Construct a 95% confidence interval estimate for the mean value of all greeting cards in the store’s inventory.
If the manager wants to estimate, with 95% confidence, the mean value of all greeting cards to within ± $0.03 sample error, what sample size is needed(assuming normal)?
Answer by CPhill(1959)   (Show Source):
You can put this solution on YOUR website!
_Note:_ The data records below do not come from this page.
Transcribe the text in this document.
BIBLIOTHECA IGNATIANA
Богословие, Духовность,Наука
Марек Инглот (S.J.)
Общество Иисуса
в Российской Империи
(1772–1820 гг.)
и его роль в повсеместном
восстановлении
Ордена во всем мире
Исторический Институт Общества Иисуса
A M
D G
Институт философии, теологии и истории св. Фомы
Here's how to solve this problem:
**1. Constructing the 95% Confidence Interval:**
* **Sample mean (x̄):** $3.55
* **Sample standard deviation (s):** $0.54
* **Sample size (n):** 20
* **Confidence level:** 95%
Since the sample size is small (n < 30) and the population standard deviation is unknown, we use the t-distribution.
* **Degrees of freedom (df):** n - 1 = 20 - 1 = 19
* **Critical t-value:** For a 95% confidence level and 19 degrees of freedom, the critical t-value is approximately 2.093 (you can find this using a t-table or calculator).
* **Standard error:** SE = s / √n = 0.54 / √20 ≈ 0.1208
* **Margin of error:** ME = t * SE = 2.093 * 0.1208 ≈ 0.2529
* **Confidence interval:** x̄ ± ME = 3.55 ± 0.2529
Therefore, the 95% confidence interval is approximately **($3.2971, $3.8029)**.
**2. Determining the required sample size:**
* **Desired margin of error (E):** $0.03
* **Confidence level:** 95% (z-score = 1.96, since we are assuming normality for sample size calculation)
* **Estimated standard deviation (s):** $0.54 (we use the sample standard deviation as an estimate)
The formula for sample size is:
n = (z * s / E)²
n = (1.96 * 0.54 / 0.03)²
n = (1.96 * 18)²
n = (35.28)²
n ≈ 1244
Therefore, a sample size of approximately **1244** greeting cards is needed to estimate the mean value to within ±$0.03 with 95% confidence.
|
|
|